The Five Obstructions was sort of like a documentary, with how the shots were filmed and how it was constructed but it was also sort of like an anthology in the sense that different variations of the same film were shown, each having a different twist to it. It serves as a post script for Jørgen Leth’s “The Perfect Human,” released in 1967, as the film revolves around the challenges given by Jørgen Leth to Lars von Trier in reconstructing what he deemed as a masterpiece and a perfect film.
The film was a bit confusing for me because of how the shots were made and how the transitions were done. It was made of different variations of the same film and behind the scenes shots, which included the thoughts of the directors, the discussions about the film, and processes that they went through. The Five Obstructions allowed the viewers to see the process of the film-making to the end product through the perspective of the directors. It included the exchange of thoughts and arguments that unwinded how the finished versions came about.
After watching the movie, I appreciated the love that they showed for what they do and how Lars von Trier was willing to step out of his comfort zone just to give respect and recreate The Perfect Human, despite the difficulties that he encountered. One of the things that I think could have made the viewing experience better was highlighting The Perfect Human first, since it was the basis of the recreations and I personally have never heard of it before. I also think that the film could have been more enjoyable if we watched The Perfect Human prior to it without the thoughts of the directors. There were also parts that were too slow and dragging, especially some of the conversations that were shown.
The visuals used in the movie definitely caught my attention and left me intrigued as to why Lars Von Trier kept going despite the difficulties that he had to endure. One of the things that I realized was how the film focuses on their love for film-making.

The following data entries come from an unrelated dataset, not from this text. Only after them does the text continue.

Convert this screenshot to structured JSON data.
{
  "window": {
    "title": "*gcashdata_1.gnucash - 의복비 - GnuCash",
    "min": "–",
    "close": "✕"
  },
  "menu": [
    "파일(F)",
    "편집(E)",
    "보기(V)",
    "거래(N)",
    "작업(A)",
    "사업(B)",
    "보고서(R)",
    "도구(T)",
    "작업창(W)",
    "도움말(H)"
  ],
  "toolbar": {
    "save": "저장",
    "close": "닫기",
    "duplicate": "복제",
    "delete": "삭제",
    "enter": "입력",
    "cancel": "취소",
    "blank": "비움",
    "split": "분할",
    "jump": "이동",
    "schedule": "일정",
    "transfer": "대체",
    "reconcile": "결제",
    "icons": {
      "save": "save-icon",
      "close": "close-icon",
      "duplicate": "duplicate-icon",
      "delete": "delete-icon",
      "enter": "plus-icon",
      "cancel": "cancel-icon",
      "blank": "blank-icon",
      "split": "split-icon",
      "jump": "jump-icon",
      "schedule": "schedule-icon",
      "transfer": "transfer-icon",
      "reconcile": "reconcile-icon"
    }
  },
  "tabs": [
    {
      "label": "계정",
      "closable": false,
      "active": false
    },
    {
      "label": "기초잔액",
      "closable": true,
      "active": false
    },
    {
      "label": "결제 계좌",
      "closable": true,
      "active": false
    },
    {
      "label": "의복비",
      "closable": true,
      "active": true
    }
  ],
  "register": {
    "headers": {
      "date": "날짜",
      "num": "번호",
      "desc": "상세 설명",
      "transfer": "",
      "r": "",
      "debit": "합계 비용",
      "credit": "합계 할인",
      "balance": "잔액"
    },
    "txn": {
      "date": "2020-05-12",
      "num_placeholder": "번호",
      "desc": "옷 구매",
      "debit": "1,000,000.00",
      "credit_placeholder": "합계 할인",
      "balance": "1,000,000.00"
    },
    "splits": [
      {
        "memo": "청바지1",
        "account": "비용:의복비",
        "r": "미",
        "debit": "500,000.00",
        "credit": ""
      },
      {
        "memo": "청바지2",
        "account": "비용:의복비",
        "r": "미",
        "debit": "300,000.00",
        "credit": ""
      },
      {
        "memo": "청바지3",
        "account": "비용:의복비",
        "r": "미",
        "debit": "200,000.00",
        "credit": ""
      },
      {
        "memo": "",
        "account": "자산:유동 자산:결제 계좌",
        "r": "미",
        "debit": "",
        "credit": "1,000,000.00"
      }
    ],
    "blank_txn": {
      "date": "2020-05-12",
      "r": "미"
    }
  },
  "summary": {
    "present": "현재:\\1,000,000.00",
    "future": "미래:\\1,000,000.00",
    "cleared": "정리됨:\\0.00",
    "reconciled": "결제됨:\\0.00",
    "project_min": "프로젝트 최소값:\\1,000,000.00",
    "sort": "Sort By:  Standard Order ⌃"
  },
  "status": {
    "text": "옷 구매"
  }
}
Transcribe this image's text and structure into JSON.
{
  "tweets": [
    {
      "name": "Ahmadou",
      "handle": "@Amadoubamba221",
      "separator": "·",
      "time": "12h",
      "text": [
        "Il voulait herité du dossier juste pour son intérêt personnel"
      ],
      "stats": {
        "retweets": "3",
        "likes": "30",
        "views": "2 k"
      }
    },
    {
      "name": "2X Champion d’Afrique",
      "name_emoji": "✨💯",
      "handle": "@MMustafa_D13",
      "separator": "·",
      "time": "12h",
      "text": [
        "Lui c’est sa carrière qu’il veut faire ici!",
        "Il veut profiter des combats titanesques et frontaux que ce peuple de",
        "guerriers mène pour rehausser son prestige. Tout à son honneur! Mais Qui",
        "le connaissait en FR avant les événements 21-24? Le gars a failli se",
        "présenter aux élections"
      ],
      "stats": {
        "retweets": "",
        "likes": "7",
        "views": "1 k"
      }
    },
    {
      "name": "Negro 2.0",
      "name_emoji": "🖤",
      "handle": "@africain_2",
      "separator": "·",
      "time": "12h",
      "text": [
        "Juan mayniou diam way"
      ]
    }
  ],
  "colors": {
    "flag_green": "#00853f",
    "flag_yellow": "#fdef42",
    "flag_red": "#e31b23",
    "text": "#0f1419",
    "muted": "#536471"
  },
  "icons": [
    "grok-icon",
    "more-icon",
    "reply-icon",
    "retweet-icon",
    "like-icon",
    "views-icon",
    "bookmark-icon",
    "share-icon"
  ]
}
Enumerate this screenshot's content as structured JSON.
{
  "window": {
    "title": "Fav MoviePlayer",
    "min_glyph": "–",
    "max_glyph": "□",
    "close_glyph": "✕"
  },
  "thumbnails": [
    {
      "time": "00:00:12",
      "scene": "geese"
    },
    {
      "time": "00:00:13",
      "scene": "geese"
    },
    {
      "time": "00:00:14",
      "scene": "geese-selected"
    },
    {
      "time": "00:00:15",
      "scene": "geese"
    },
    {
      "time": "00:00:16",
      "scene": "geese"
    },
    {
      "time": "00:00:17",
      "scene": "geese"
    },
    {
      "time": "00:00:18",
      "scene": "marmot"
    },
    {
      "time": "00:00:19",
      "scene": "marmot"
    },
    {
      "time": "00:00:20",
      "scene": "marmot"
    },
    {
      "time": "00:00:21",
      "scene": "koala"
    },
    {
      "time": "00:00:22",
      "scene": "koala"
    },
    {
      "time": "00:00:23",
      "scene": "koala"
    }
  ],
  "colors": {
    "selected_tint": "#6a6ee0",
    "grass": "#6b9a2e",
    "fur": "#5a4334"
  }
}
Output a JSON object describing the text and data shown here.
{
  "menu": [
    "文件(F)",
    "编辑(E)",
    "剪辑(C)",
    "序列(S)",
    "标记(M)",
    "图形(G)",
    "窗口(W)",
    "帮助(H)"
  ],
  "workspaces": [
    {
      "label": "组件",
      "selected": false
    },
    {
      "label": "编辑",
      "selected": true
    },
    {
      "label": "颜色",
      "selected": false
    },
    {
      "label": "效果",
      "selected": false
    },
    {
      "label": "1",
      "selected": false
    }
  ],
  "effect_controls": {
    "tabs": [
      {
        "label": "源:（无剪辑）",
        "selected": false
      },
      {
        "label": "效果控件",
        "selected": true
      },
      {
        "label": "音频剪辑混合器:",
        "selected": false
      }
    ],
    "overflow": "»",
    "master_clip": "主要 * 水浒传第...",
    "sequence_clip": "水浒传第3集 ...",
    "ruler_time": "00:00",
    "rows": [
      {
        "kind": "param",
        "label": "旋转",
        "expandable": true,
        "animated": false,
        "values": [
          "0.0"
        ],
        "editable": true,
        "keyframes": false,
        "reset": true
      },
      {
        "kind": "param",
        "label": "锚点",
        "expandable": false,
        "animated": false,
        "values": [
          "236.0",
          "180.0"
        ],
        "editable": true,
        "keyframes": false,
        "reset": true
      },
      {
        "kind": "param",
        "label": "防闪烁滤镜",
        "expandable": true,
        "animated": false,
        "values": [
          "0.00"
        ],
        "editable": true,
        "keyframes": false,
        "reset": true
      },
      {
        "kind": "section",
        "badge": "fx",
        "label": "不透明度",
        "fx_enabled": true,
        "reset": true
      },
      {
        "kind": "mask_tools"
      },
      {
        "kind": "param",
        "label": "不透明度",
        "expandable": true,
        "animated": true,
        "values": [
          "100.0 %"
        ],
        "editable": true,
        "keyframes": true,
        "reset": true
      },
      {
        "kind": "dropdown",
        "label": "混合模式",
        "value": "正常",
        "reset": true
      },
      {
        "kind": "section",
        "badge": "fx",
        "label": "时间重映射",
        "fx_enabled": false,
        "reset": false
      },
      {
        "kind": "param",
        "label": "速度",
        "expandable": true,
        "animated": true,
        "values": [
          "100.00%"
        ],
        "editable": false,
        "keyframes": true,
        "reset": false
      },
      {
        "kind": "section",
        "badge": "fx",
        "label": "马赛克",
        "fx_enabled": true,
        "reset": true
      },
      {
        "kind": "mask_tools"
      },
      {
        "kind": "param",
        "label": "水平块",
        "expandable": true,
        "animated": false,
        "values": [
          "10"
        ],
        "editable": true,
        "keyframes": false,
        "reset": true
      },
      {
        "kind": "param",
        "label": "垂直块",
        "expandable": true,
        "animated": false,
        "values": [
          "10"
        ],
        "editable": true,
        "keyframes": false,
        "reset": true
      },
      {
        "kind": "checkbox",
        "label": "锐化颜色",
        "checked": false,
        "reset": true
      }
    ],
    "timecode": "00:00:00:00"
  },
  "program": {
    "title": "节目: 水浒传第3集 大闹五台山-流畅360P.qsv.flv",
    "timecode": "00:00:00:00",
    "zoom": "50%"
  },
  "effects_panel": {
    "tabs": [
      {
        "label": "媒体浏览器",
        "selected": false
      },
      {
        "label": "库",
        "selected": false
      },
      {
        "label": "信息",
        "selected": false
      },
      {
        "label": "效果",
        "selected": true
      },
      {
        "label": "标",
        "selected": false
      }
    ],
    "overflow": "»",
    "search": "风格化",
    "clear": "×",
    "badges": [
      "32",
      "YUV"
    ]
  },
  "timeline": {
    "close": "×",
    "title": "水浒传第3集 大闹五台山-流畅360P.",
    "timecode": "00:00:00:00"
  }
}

Given the challenges proposed by Jørgen Leth, it allowed him and the viewers to see the different perspectives of how the film could have been made. In this way, they are able to portray film as a form of art. When it comes to art, there are no limitations, given the limitless ways that The Perfect Human could have been remade. There are also different interpretations to art, represented by the recreations of Lars von Trier, which also give viewers a better appreciation of the film.